MOVIE REVIEW: "Broken City" 

The return of the private eye

Whatever its originality in conception and execution, "Broken City" demonstrates, in its own unusual way, the durability of film genre conventions. The movie's mixture of fictional and historical elements and its location in New York City provide a kind of verifiable background for a story of complicated schemes of manipulation and deceit, but its greatest strength derives from its fidelity to the familiar devices of its form.

The movie begins with an all-too-common event, a detective, Billy Taggart (Mark Wahlberg) shooting a suspect on a dark night, in an ambiguous situation that lands him on trial for murder. Although exonerated and praised by the mayor, Nicholas Hostetler (Russell Crowe), Taggart is dismissed from the force. When the picture reopens seven years later, he is working as a private detective in Brooklyn, barely scraping by as a peeper, a seedy voyeur snapping photos of straying spouses.

Just before the end of his re-election campaign in a close race against Councilman Jack Valliant (Barry Pepper), the mayor summons Billy and offers him $50,000 to spy on his wife, Cathleeen (Catherine Zeta-Jones), to find out if she's betraying him. Billy tails her and photographs her meetings with Valliant's campaign manager (Kyle Chandler). When he hands the pictures to Hostetler, a couple of people warn him off, and Billy begins to realize that much more lies beneath the surface of an adulterous affair, including political corruption and graft in the billions of dollars.

Although the script never fully clarifies the financial complications, it maintains a powerful fidelity to its title. All the characters in that broken city apparently practice the dark arts of duplicity and deception in both the personal and political realms, and for the most part Billy serves as their major patsy and victim. The mayor, his wife, the police commissioner (Jeffrey Wright), even Billy's long-time girlfriend (Natalie Martinez) all betray him in one way or another.

The movie demonstrates some correspondence to contemporary history in its actions and people. Russell Crowe's smug confidence and arrogant manner echo something of the personality of Mayor Ed Koch, while Barry Pepper, the rich, handsome Ivy Leaguer, resembles the late John Lindsay in both appearance and background. Even the gigantic housing deal that will evict lower-income residents to profit a developer and the mayor sounds like a classic Donald Trump stratagem.

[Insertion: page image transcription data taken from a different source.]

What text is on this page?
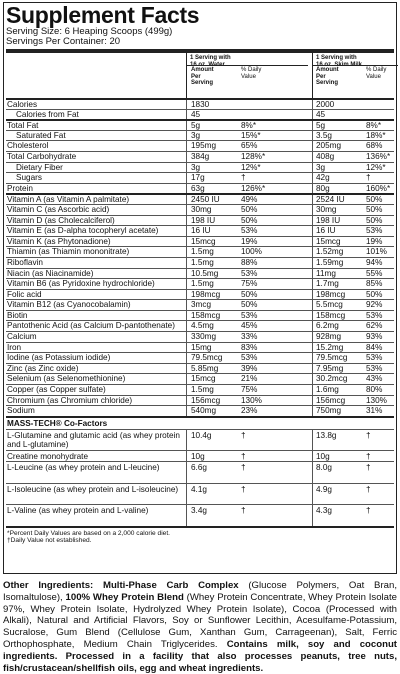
Supplement Facts
Serving Size: 6 Heaping Scoops (499g)
Servings Per Container: 20
1 Serving with	1 Serving with
Amount
Per
Serving
% Daily
Value
Amount
Per
Serving
% Daily
Value
Calories	1830	2000
Calories from Fat	45	45
Total Fat	5g	8%*	5g	8%*
Saturated Fat	3g	15%*	3.5g	18%*
Cholesterol	195mg	65%	205mg	68%
Total Carbohydrate	384g	128%*	408g	136%*
Dietary Fiber	3g	12%*	3g	12%*
Sugars	17g	†	42g	†
Protein	63g	126%*	80g	160%*
Vitamin A (as Vitamin A palmitate)	2450 IU	49%	2524 IU	50%
Vitamin C (as Ascorbic acid)	30mg	50%	30mg	50%
Vitamin D (as Cholecalciferol)	198 IU	50%	198 IU	50%
Vitamin E (as D-alpha tocopheryl acetate)	16 IU	53%	16 IU	53%
Vitamin K (as Phytonadione)	15mcg	19%	15mcg	19%
Thiamin (as Thiamin mononitrate)	1.5mg	100%	1.52mg	101%
Riboflavin	1.5mg	88%	1.59mg	94%
Niacin (as Niacinamide)	10.5mg	53%	11mg	55%
Vitamin B6 (as Pyridoxine hydrochloride)	1.5mg	75%	1.7mg	85%
Folic acid	198mcg	50%	198mcg	50%
Vitamin B12 (as Cyanocobalamin)	3mcg	50%	5.5mcg	92%
Biotin	158mcg	53%	158mcg	53%
Pantothenic Acid (as Calcium D-pantothenate) 4.5mg	45%	6.2mg	62%
Calcium	330mg	33%	928mg	93%
Iron	15mg	83%	15.2mg	84%
Iodine (as Potassium iodide)	79.5mcg 53%	79.5mcg 53%
Zinc (as Zinc oxide)	5.85mg	39%	7.95mg	53%
Selenium (as Selenomethionine)	15mcg	21%	30.2mcg 43%
Copper (as Copper sulfate)	1.5mg	75%	1.6mg	80%
Chromium (as Chromium chloride)	156mcg	130%	156mcg	130%
Sodium	540mg	23%	750mg	31%
MASS-TECH® Co-Factors
L-Glutamine and glutamic acid (as whey protein and L-glutamine)
10.4g	†	13.8g	†
Creatine monohydrate	10g	†	10g	†
L-Leucine (as whey protein and L-leucine)	6.6g	†	8.0g	†
L-Isoleucine (as whey protein and L-isoleucine)	4.1g	†	4.9g	†
L-Valine (as whey protein and L-valine)	3.4g	†	4.3g	†
*Percent Daily Values are based on a 2,000 calorie diet.
†Daily Value not established.
Other Ingredients: Multi-Phase Carb Complex (Glucose Polymers, Oat Bran, Isomaltulose), 100% Whey Protein Blend (Whey Protein Concentrate, Whey Protein Isolate 97%, Whey Protein Isolate, Hydrolyzed Whey Protein Isolate), Cocoa (Processed with Alkali), Natural and Artificial Flavors, Soy or Sunflower Lecithin, Acesulfame-Potassium, Sucralose, Gum Blend (Cellulose Gum, Xanthan Gum, Carrageenan), Salt, Ferric Orthophosphate, Medium Chain Triglycerides. Contains milk, soy and coconut ingredients. Processed in a facility that also processes peanuts, tree nuts, fish/crustacean/shellfish oils, egg and wheat ingredients.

Beyond their connections to real life counterparts, the actors all make their characters as plausible as the situation that motivates them. Though he's played a number of "good" characters in the past, Russell Crowe shows he can portray a clever, oily bad guy, and Catherine Zeta-Jones, who appears all too sparsely, demonstrates promise as a femme fatale right out of film noir. As in some previous films, Mark Wahlberg suggests that he may be a legitimate heir to the legacy of John Garfield as a tough, decent, working-class guy victimized by a decadent socio-economic class.

Despite its references to recent history, the elegance of most of its interiors, and the fine exterior shots of New York City, the picture really depends upon a field of reference out of the rich past of Hollywood and 20th century fiction. "Broken City" repeats or updates many of the established devices of the American hard-boiled detective novel and the scores of movies the form spawned.

In the great tradition, Billy Taggart's low-rent office contrasts with the mayor's palatial digs, as his own life differs drastically from the posh elegance of his clients and the people he investigates. His hardworking secretary (Alona Tal) trades wisecracks with him in the manner of numerous loyal, devoted, tough-talking female sidekicks in American detective fiction and film. He experiences the same uneasy relationship with the police and even suffers the same sorts of beatings and brutality of his predecessors in the novels of Dashiell Hammett and Raymond Chandler.

Mark Wahlberg may not exactly rise to the level of Humphrey Bogart, but he occupies some of the same territory, repeats some of the same behaviors, and comprehends some of the same sense of moral ambiguity that governs his world. In "Broken City" he comes to understand the truth of Sam Spade's wised-up and unillusioned remark in "The Maltese Falcon": "Everybody's got something to conceal."